Educated Media Head's Plea For Trial In Absentia Rejected
MOSCOW. Aug 27 (Interfax) - The Criminal Investigation Committee of Russia's Interior Ministry has rejected a plea for an in absentia trial of a case in which the head of a nonprofit humanitarian and educational organization disputes a charge of illegal importation of money, a lawyer said.
Manana Aslamazian, head of Educated Media, who is abroad, was charged in January 2007 after she tried to import about 10,000 euro into Russia without declaring it, while the law then permitted a maximum of $10,000.
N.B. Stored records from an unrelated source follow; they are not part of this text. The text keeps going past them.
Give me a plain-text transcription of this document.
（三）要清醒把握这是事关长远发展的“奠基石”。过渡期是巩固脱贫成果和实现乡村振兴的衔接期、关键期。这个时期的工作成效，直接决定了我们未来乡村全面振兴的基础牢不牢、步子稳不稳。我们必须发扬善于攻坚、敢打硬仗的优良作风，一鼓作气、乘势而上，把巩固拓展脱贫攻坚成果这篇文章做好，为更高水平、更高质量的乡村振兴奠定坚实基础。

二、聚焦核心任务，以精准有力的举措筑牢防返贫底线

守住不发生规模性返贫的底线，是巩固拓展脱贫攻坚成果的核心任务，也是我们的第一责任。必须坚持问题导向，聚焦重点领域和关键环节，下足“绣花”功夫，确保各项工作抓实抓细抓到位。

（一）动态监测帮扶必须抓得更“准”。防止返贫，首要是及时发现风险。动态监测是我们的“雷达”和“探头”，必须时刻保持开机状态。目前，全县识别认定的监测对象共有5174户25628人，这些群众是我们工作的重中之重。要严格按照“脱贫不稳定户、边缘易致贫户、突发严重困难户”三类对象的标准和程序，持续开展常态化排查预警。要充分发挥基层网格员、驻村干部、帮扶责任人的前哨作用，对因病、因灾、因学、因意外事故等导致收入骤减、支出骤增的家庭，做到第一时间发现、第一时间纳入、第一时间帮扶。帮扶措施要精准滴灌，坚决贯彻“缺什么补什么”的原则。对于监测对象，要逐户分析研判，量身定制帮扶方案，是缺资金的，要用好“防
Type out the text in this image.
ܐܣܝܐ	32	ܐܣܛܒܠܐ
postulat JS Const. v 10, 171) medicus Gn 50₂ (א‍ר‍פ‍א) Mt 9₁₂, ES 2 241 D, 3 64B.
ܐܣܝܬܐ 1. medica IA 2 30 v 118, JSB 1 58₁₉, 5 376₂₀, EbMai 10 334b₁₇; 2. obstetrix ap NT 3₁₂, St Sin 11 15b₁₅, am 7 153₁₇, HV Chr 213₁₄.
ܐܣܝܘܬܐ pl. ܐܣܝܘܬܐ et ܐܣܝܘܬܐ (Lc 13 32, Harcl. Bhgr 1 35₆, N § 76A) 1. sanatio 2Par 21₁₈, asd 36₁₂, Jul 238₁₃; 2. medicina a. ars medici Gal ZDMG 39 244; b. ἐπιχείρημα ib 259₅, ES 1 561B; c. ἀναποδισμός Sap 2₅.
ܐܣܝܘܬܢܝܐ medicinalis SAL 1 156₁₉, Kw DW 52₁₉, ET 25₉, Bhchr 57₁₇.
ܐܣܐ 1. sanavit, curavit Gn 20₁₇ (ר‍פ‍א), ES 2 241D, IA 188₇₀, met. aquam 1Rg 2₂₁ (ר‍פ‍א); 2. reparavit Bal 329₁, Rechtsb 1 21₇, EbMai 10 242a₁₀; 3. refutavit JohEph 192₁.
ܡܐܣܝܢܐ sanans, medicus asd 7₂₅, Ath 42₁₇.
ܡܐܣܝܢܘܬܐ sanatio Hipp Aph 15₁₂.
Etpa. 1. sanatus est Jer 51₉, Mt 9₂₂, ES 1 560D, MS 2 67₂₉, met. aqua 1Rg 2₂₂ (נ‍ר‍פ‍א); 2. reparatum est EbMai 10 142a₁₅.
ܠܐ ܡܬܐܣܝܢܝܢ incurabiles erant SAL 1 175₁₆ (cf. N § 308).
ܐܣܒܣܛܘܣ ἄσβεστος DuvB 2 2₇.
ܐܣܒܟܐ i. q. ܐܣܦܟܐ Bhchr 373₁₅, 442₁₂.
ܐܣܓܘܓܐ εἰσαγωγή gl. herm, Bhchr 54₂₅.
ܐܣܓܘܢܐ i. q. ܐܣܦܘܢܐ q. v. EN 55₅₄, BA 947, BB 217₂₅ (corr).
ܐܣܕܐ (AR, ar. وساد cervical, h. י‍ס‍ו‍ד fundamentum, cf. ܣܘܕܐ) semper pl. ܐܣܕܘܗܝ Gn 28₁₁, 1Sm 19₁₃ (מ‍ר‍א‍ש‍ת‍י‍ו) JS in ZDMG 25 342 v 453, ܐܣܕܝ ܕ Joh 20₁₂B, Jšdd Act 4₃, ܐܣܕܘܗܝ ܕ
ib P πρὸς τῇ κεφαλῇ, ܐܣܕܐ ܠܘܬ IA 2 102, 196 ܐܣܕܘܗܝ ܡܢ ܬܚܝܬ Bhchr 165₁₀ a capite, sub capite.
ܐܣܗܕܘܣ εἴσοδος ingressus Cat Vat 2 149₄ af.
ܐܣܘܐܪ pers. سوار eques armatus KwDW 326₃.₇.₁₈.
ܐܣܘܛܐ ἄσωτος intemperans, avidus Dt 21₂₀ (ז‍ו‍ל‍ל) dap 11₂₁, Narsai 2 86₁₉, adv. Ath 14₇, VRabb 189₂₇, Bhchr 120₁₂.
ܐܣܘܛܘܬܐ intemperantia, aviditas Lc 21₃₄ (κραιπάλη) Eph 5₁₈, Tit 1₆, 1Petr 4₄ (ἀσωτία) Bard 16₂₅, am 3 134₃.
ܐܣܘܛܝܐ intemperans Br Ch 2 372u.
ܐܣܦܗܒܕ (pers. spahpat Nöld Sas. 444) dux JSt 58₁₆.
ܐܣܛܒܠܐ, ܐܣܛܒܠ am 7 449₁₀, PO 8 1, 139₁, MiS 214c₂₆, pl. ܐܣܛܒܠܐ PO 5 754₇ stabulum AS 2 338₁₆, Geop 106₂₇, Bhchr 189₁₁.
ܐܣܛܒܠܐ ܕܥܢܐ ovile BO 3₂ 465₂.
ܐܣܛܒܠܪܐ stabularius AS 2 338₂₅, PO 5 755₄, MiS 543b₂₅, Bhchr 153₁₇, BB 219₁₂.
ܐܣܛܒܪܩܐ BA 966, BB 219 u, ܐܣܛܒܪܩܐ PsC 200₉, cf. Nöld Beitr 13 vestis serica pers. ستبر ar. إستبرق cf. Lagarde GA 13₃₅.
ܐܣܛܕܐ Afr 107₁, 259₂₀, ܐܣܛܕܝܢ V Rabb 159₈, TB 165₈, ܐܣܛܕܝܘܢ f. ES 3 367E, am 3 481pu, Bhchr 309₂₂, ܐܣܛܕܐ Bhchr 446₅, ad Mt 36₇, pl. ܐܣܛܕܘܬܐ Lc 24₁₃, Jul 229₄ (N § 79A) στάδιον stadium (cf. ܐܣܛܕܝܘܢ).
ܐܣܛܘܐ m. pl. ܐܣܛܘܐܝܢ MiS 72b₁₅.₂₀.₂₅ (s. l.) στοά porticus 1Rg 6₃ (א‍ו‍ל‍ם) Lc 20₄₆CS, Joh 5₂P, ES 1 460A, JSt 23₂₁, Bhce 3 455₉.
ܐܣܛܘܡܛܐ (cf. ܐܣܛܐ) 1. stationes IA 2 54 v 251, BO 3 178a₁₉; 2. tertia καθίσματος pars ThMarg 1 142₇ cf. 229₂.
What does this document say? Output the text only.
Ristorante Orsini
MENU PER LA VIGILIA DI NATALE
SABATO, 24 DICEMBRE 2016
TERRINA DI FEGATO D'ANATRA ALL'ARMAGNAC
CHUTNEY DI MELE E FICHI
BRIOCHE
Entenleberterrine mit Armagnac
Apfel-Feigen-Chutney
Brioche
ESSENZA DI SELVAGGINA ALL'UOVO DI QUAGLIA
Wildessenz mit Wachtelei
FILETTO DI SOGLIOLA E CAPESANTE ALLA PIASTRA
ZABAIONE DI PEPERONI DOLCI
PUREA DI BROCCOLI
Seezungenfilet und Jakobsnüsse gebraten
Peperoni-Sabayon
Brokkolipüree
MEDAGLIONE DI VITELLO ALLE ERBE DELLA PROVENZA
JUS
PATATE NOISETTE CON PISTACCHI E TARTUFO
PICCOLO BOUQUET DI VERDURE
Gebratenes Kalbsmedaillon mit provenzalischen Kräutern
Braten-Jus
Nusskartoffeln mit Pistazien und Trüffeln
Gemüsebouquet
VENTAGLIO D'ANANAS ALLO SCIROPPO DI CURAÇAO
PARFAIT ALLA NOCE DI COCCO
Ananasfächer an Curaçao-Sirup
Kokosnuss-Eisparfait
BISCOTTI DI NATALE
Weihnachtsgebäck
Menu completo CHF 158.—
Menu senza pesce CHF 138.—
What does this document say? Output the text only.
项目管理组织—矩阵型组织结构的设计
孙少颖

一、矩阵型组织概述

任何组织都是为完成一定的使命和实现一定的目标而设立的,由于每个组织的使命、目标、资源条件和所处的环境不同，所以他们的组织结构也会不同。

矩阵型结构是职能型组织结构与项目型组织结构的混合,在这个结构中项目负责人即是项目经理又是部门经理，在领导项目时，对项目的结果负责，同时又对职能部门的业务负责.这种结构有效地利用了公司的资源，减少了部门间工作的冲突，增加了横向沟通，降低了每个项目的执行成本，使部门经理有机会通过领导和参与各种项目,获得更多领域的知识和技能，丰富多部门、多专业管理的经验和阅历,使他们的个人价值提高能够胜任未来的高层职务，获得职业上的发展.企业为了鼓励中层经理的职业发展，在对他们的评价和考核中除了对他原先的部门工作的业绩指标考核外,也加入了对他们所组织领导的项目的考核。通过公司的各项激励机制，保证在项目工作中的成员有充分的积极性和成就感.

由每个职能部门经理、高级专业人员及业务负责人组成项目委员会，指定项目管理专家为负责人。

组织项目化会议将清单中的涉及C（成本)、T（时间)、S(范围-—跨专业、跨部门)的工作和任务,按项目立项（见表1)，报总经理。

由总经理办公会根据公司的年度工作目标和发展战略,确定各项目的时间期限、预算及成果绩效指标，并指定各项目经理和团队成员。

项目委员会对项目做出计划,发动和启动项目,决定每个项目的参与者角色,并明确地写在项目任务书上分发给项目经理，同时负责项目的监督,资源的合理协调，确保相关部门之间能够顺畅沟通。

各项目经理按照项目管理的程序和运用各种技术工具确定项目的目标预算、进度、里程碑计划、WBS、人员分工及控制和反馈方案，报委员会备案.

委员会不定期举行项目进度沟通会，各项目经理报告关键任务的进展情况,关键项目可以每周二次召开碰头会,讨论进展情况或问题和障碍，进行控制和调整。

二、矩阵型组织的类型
Lawyers argue that the sum Aslamazian tried to bring in, equivalent to about 70,000 rubles, was so small that failure to declare it falls into the category of offenses that, under Russian law, are to be dealt with not by the courts but by non-judicial authorities.
Moreover, retroactive legislation has been passed since that allows sums of up to 10,000 euro to be imported undeclared.
This completely clears Aslamazian, her lawyer Viktor Parshutkin told Interfax.
However, the Criminal Investigation Committee "demands that Aslamazian return from abroad and intends to send the case to court only after she has returned to Russia," he said.
In January 2007, Educated Media became the full legal successor of Internews, a nonprofit organization that was registered in 1997 and ran various humanitarian and educational projects via electronic media.